The House creaked and voices could be heard through the walls. Outside of her safe room, the dead were waking up again, reliving the events that led to their demise. She could hear the echoing notes from the piano on the first floor, the crystal clink of glass against glass and the call for a toast, the laughter in the halls, the women gossiping in small groups, and the maids working in the kitchen. Then came the screams as they would slowly die; they would fall, one by one. When they all laid in blood, staining the walls and carpets, the last would be left with a knife, but not for long.

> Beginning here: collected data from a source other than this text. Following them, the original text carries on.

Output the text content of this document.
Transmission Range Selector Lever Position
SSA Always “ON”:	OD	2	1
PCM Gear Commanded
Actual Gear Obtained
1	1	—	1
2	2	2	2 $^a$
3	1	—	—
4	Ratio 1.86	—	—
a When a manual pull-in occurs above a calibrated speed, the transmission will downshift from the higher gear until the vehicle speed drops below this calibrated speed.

Then they would all return; they would return to the paintings.
She cried as the sounds kept burrowing into her mind; she wouldn’t sleep tonight, like every other night since she had been brought here to the House. It was always the same. She would clean the house and light the lamps, hide in the room and then listen to the all die all over again.
Her hands covered her ears, but that would never save her from the sounds, the noise. The shrieks of a ghost knew no boundary. All in a moment, something hard and cold fell upon her foot and her eyes opened, searching the floor for the source. On her hands and knees she crawled about the wood planks until her skin touched what was small and solid. Picking it up in the dark, she studied it with wide eyes. She held the pebble in her hand and then scrambled silently to her feet, lightly stepping as to not disturb the master of the house, the phantom who had taken her here. He was the only one with the blood on his hands from a massacre that nobody but the ghosts remembered.
The open window was across from her, it was one that looked out upon a garden laced with nothing but the death radiating off of the spirits in the House. When her gaze ran over the wilted garden on the ground, she saw a pair of eyes; eyes that she hadn’t seen in years. They were the eyes of a human.
“Come down,” his voice whispered through the air and she could see his hand beckoning her from below. He had come to get her out of here, to take her away.
She didn’t ask who he was, she didn’t need to know. She just turned around to lift the sheet from the floor, its long form trailing paths along the dusty floor of this room. Quickly, she tied it to the foot of a wardrobe by the window and threw it outside, watching its white color fall limply down.
He would lead her through the dark of the moor until they reached the forest. Then they would go until they reached the brick road that ran into the city she had been stolen from long ago. She would leave the House forever, never to return and never wanting to return. Without her the House would continue its cycle, day after day, the way it had been since the Devil visited.